Entre eles, duas mulheres de destaque: Lucy Mack Smith, mãe do Profeta Joseph Smith e esposa de 1 e mãe de 2 testemunhas do Livro de Mórmon, e Mary Musselman Whitmer, sogra de 1 e mãe de 5 testemunhas do Livro de Mórmon. Com acesso direto e íntimo a 10 dos 12 homens diretamente ligados ao Livro de Mórmon, o que nos legaram essas duas matriarcas?
Imediatamente após as mortes de 3 de seus filhos em junho e julho de 1844, entre eles o Profeta Joseph, Lucy Mack Smith trabalhou em sua autobiografia que serviria de biografia coletiva de sua família. O Historiador da Igreja SUD entre 1972 e 1982, Leonard Arrington, qualificou o trabalho de Smith como “informativo, basicamente exato e extremamente revelador da vida de Joseph Smith e seus contextos familiares”, e que “talvez conte mais sobre as origens mórmons do que qualquer outra fonte única”.

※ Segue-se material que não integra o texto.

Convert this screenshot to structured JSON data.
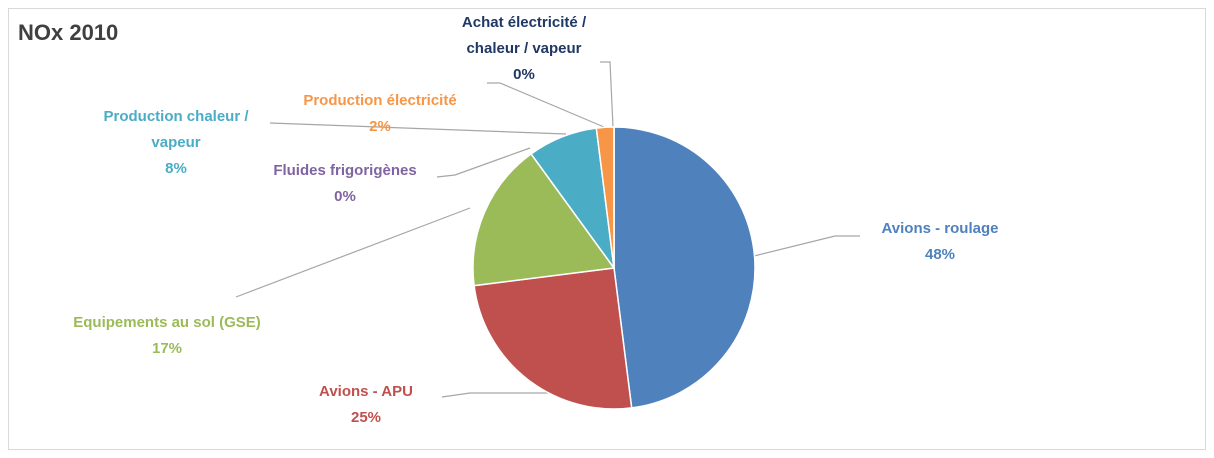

Nesse trabalho autobiográfico “informativo, basicamente exato”, a mãe do Profeta aproveita o testemunho de seu filho Profeta quando descrevem bem as suas próprias lembranças. Lucy Mack lembrava-se que ouvir de seu filho que o anjo se chamara Néfi, e assim ela incluiu o seu testemunho¹:
“Enquanto estava assim suplicando a Deus, descobri uma luz surgindo em meu quarto, a qual continuou a aumentar até o aposento ficar mais iluminado do que ao meio-dia, quando imediatamente apareceu ao lado de minha cama um personagem em pé, no ar, pois seus pés não tocavam o solo. Vestia ele uma túnica solta, da mais rara brancura. Era uma brancura que excedia a qualquer coisa que eu já vira; nem acredito que qualquer coisa terrena pudesse parecer tão extraordinariamente branca e brilhante. Tinha as mãos descobertas e os braços também, um pouco acima dos pulsos. Seus pés também estavam descobertos, bem como as pernas, um pouco acima dos tornozelos. A cabeça e o pescoço também estavam nus. Verifiquei que não usava outra roupa além dessa túnica, pois estava aberta, de modo que lhe podia ver o peito. Não somente sua túnica era muito branca, mas toda a sua pessoa era indescritivelmente gloriosa e seu semblante era verdadeiramente como o relâmpago. O quarto estava muito claro, mas não tão luminoso como ao redor de sua pessoa. No momento em que o vi, tive medo, mas o medo logo desapareceu. Chamou-me pelo nome e disse-me que era um mensageiro enviado a mim da presença de Deus e que seu nome era Néfi. Que Deus tinha uma obra a ser executada por mim, e que meu nome seria considerado bom e mau entre todas as nações, tribos e línguas; ou que entre todos os povos se falaria bem e mal. Disse-me que havia um livro escondido, escrito em placas de ouro, que continha um relato dos antigos habitantes deste continente, assim como de sua origem e procedência. Disse também que o livro continha a plenitude do evangelho eterno, tal como fora entregue pelo Salvador aos antigos habitantes. Disse também que havia duas pedras em aros de prata (e essas pedras, presas a um peitoral, constituíam o que é chamado de Urim e Tumim) depositadas com as placas, e que a posse e uso dessas pedras era o que constituía videntes nos tempos antigos; e que Deus as tinha preparado para serem usadas na tradução do livro.”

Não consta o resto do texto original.